Et, sentant que le souffle allait lui défaillir,
il voulut se tapir à l'ombre d'un buisson.
Je vis que derrière eux, partout, des chie
remplissaient la forêt et couraient affamées,
pareilles aux lévriers délivrés de leur laisse;
et tombant sur celui qui s'était aplati,
mordant à belles dents, elles le dépecèrent
et s'en furent traînant ses membres lacérés.
Alors mon compagnon me prit par une main,
me conduisant au pied du buisson, dont les plaies
saignaient par les rameaux, et qui pleurait en vain:
«Jacques de Saint-André, dit-il en sanglotant,
à quoi te servit-il de chercher mon abri?
et quelle était ma part dans ta coupable vie?»
Mon maître, s'arrêtant à quelques pas de lui,
lui dit: «Qui donc es-tu, toi, qui par tes blessures
répands avec ton sang de si tristes discours?»
Le buisson répondit: «Âmes, vous arrivez
à temps pour contempler l'outrage immérité
qui fait se détacher mes feuilles de mon tronc.
Ramassez-les au pied de cette triste souche!
Je naquis dans la ville où l'on aimait Baptiste
mieux que l'ancien patron [128], qui s'en est bien vengé
en l'affligeant, depuis, des suites de son art;
et s'ils n'avaient pas eu sur le pont de l'Arno
un certain monument qui rappelle son nom,
les citoyens qui l'ont autrefois rebâtie
sur les débris fumants qu'y laissait Attila,
se seraient vainement fatigués au travail [129].
Et quant à moi, j'ai fait de ma maison gibet.» [130]
CHANT XIV
Le commun souvenir de notre lieu natal
fit que je ramassai les branches détachées
et les rendis au tronc qui venait de se taire.
Nous passâmes ensuite aux confins où débouche
le deuxième giron, pour entrer au troisième,
où s'offrait aux regards une affreuse justice.
Pour dire clairement des choses aussi neuves,
je dis que nous étions dans un désert de sable
dont le sol ne portait aucun brin de verdure [131].
La forêt des douleurs l'entourait de partout,
tout comme le fossé contournait la forêt;
et nous, nous fîmes halte au bord de ce désert.
Le sol en était fait d'un sable épais et sec,
tout à fait ressemblant à l'autre, qui jadis
avait été foulé par les pieds de Caton.
Ô vengeance de Dieu, combien tu dois paraître
redoutable au lecteur qui peut imaginer
ce que j'ai vu là-bas avec mes propres yeux!

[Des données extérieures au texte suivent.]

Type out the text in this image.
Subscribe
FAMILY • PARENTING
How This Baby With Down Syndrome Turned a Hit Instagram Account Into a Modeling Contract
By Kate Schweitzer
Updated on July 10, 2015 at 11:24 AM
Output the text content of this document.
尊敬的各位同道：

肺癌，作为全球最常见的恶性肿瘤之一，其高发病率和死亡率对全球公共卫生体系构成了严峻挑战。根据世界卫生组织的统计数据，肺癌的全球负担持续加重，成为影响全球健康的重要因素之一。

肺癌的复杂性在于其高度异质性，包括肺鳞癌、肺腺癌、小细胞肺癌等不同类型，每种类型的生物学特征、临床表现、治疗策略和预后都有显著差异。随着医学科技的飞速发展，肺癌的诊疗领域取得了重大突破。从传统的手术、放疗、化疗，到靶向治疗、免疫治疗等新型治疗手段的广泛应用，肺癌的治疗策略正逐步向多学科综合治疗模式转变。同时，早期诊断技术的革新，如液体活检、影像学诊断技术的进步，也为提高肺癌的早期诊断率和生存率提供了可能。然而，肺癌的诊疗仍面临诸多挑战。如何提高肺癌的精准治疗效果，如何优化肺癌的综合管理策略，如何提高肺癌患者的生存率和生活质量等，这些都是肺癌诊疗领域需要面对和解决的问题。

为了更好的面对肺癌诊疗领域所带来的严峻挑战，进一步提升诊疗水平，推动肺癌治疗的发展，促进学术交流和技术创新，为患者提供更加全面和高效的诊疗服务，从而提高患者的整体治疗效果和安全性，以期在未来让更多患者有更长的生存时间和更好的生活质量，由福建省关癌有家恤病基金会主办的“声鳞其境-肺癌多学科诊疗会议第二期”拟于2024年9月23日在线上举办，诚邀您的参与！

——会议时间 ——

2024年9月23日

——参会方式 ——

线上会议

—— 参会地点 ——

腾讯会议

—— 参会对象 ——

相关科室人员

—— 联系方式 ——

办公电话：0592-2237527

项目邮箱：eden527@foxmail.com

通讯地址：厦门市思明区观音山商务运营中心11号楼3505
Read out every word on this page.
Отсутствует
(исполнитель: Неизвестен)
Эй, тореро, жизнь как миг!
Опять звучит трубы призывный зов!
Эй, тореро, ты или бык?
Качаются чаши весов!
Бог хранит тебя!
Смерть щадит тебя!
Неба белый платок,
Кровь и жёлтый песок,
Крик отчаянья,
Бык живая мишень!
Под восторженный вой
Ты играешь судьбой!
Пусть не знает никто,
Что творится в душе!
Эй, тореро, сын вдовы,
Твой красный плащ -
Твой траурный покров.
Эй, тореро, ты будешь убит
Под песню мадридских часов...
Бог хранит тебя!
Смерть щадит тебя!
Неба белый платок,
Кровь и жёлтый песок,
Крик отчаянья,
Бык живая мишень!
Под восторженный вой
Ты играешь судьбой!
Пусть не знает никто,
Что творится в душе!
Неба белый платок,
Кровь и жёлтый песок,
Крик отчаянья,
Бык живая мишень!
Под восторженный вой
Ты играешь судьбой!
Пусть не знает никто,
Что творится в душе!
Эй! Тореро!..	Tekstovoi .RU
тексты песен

Je vis de grands troupeaux d'esprits tout à fait nus,
qui se lamentaient tous bien misérablement
et paraissaient soumis à des lois différentes.
Certains de ces esprits gisaient couchés par terre,
d'autres restaient assis, ramassés sur eux-mêmes,
et puis d'autres encor ne cessaient de marcher.
Ceux qui rôdaient ainsi formaient le plus grand nombre;
et quoique les couchés fussent les moins nombreux,
leurs lamentations paraissaient les plus fortes.
Sur cette mer de sable il pleuvait lentement
de grands flocons de feu qui tombaient sans arrêt,
comme les jours sans vent il neige à la montagne.
Et tout comme Alexandre au chaud pays des Indes
vit tomber sur ses gens les flammes par ondées
qui ne s'éteignaient pas, même en touchant la terre,
et se vit obligé de les faire fouler
aux pieds de ses soldats, pour mieux les étouffer
et éviter qu'en naisse un océan de feu [132],
telle descend là-bas cette ardeur éternelle
où s'allume le sable comme au briquet la mèche,
et qui fait redoubler leurs cuisantes douleurs.
Et l'on voyait toujours les misérables mains
se mettre en mouvement, pour écarter du corps
les brûlures nouvelles qui pleuvaient de partout.
Je ne pus m'empêcher de demander: «Ô maître,
toi qui vaincs tout au monde, hormis les durs démons
qui vinrent devant nous pour nous fermer la porte,
qui donc est celui-ci, qui si peu se soucie
du feu, qu'il reste là, dédaigneux et tordu,
si bien que l'on dirait qu'il ne sent même pas?»
Cependant cet esprit semblait avoir compris
que c'était bien de lui que je parlais au guide,
car il dit: «Je suis mort tel que j'étais vivant.
Que Jupiter harasse encor son forgeron
à qui, dans sa colère, il prit la foudre aiguë
qui vint me transpercer au dernier de mes jours;
et que, l'un après l'autre, il épuise à la tâche,
au fond de Mongibel, la troupe des cyclopes,
en criant: «Bon Vulcain, j'attends ton coup de main!
ainsi qu'il fit jadis, au combat de Phlégra [133],
ou qu'il me frappe encor de ses coups les plus durs:
il ne trouvera pas de joie à se venger!»
Lors mon guide lui dit, avec tant de colère
que je ne l'avais vu jamais si courroucé:
«Te voilà plus puni que d'autres, Capanée [134],
du fait de ton orgueil qui ne veut pas céder.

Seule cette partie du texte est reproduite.